Maybe we can’t combat fakes as fast as people can make better ones. But maybe we can, and that possibility motivates Moore’s team’s digital forensics research. Los Alamos’s program—which combines expertise from its cyber systems, information systems, and theoretical biology and biophysics departments—is younger than Darpa’s, just about a year old. One approach focuses on “compressibility,” or times when there’s not as as much information in an image as there seems to be. “Basically we start with the idea that all of these AI generators of images have a limited set of things they can generate,” Moore says. “So even if an image looks really complex to you or me just looking at it, there’s some pretty repeatable structure.” When pixels are recycled, it means there’s not as much there there.
They’re also using sparse coding algorithms to play a kind of matching game. Say you have two collections: a bunch of real pictures, and a bunch of made-up representations from a particular AI. The algorithm pores over them, building up what Moore calls “a dictionary of visual elements,” namely what the fictional pics have in common with each other and what the nonfictional shots uniquely share. If Moore’s friend retweets a picture of Obama, and Moore thinks maybe it’s from that AI, he can run it through the program to see which of the two dictionaries—the real or the fake—best defines it.
Los Alamos, which has one of the world’s most powerful supercomputers, isn’t pouring resources into this program just because someone might want to frame Moore for a robbery. The lab’s mission is “to solve national security challenges through scientific excellence.” And its core focus is nuclear security—making sure bombs don’t explode when they’re not supposed to, and do when they are (please no), and aiding in nonproliferation. That all requires general expertise in machine learning, because it helps with, as Moore says, “making powerful inferences from small datasets.”
But beyond that, places like Los Alamos need to be able to believe—or, to be more realistic, to know when not to believe—their eyes. Because what if you see satellite images of a country mobilizing or testing nuclear weapons? What if someone synthesized sensor measurements?
That’s a scary future, one that work like Moore’s and Lyu’s will ideally circumvent. But in that lost-cause world, seeing is not believing, and seemingly concrete measurements are mere creations. Anything digital is in doubt.

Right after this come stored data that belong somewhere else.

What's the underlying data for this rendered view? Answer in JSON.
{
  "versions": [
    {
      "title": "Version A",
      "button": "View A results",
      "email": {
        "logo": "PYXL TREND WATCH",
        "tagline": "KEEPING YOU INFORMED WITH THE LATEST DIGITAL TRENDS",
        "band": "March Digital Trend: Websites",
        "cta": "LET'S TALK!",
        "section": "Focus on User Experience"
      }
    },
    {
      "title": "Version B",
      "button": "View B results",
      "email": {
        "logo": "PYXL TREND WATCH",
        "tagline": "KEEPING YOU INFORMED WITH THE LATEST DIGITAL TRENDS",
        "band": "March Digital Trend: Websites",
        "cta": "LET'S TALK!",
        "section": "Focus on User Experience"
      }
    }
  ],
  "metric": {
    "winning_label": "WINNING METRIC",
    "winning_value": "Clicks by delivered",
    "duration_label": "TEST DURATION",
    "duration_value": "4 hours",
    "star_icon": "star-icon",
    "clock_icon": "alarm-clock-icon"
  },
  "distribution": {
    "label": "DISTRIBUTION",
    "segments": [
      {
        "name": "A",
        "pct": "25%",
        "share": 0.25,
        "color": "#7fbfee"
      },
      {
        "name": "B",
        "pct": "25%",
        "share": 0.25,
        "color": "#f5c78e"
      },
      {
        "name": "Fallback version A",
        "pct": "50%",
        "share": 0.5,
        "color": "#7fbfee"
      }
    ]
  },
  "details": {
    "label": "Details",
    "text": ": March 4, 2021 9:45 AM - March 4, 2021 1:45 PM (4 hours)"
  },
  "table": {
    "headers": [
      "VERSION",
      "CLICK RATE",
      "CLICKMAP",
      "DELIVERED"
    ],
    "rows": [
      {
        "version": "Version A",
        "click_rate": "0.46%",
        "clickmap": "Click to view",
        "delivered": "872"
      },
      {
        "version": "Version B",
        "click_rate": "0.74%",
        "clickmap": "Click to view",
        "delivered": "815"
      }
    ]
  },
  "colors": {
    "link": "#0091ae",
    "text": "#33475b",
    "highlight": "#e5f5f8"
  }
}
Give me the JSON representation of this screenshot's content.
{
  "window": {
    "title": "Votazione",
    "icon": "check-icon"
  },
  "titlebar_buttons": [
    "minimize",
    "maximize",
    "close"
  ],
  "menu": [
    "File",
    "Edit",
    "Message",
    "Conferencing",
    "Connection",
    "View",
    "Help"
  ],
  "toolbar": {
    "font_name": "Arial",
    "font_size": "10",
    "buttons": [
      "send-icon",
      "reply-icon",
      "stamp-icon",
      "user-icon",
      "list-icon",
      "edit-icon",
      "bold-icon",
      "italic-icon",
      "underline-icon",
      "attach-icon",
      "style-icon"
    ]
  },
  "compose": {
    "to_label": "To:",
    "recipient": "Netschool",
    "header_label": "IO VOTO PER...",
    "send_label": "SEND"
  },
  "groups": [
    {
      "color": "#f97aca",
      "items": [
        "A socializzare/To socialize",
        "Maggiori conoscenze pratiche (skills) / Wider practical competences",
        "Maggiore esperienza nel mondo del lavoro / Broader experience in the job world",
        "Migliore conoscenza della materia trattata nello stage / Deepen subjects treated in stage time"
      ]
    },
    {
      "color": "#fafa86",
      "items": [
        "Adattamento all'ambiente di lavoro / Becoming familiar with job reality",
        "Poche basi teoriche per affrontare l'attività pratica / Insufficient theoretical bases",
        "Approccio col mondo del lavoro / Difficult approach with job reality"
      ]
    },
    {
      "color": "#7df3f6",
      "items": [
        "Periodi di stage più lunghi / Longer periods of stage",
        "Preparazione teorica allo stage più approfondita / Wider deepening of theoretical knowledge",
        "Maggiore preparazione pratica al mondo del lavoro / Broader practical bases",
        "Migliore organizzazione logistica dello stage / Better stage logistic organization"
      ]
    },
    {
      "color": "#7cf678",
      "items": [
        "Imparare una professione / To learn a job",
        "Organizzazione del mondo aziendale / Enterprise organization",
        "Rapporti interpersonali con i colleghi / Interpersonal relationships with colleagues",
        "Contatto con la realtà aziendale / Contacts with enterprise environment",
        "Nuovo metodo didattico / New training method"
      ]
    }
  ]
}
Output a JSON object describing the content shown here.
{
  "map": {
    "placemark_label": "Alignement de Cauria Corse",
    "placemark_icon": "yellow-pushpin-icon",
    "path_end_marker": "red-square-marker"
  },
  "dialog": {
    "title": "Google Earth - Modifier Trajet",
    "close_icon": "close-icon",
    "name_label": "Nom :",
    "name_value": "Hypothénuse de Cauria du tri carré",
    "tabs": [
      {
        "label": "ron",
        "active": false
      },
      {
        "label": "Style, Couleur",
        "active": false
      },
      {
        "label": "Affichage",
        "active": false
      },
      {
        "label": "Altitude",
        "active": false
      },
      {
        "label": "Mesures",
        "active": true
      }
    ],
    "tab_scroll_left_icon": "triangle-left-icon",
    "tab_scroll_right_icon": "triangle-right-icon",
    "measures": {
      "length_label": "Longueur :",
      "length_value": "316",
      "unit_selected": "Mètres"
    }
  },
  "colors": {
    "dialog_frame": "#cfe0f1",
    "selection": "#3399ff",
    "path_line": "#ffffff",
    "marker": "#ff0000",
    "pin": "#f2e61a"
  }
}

But maybe “in doubt” is the wrong phrase. Many people will take fakes at face value (remember that picture of a shark in Houston?), especially if its content meshes with what they already think. “People will believe whatever they’re inclined to believe,” says Moore.
That’s likely more true in the casual news-consuming public than in the national security sphere. And to help halt the spread of misinformation among us dopes, Darpa is open to future partnerships with social media platforms, to help users determine that that video of Kim Jong-un doing the macarena has low integrity. Social media can also, Turek points out, spread a story debunking a given video as quickly as it spreads the video itself.
But even if no one could change the masses’ minds about a video’s veracity, it’s important that the people making political and legal decisions—about who’s moving missiles or murdering someone—try to machine a way to tell the difference between waking reality and an AI dream.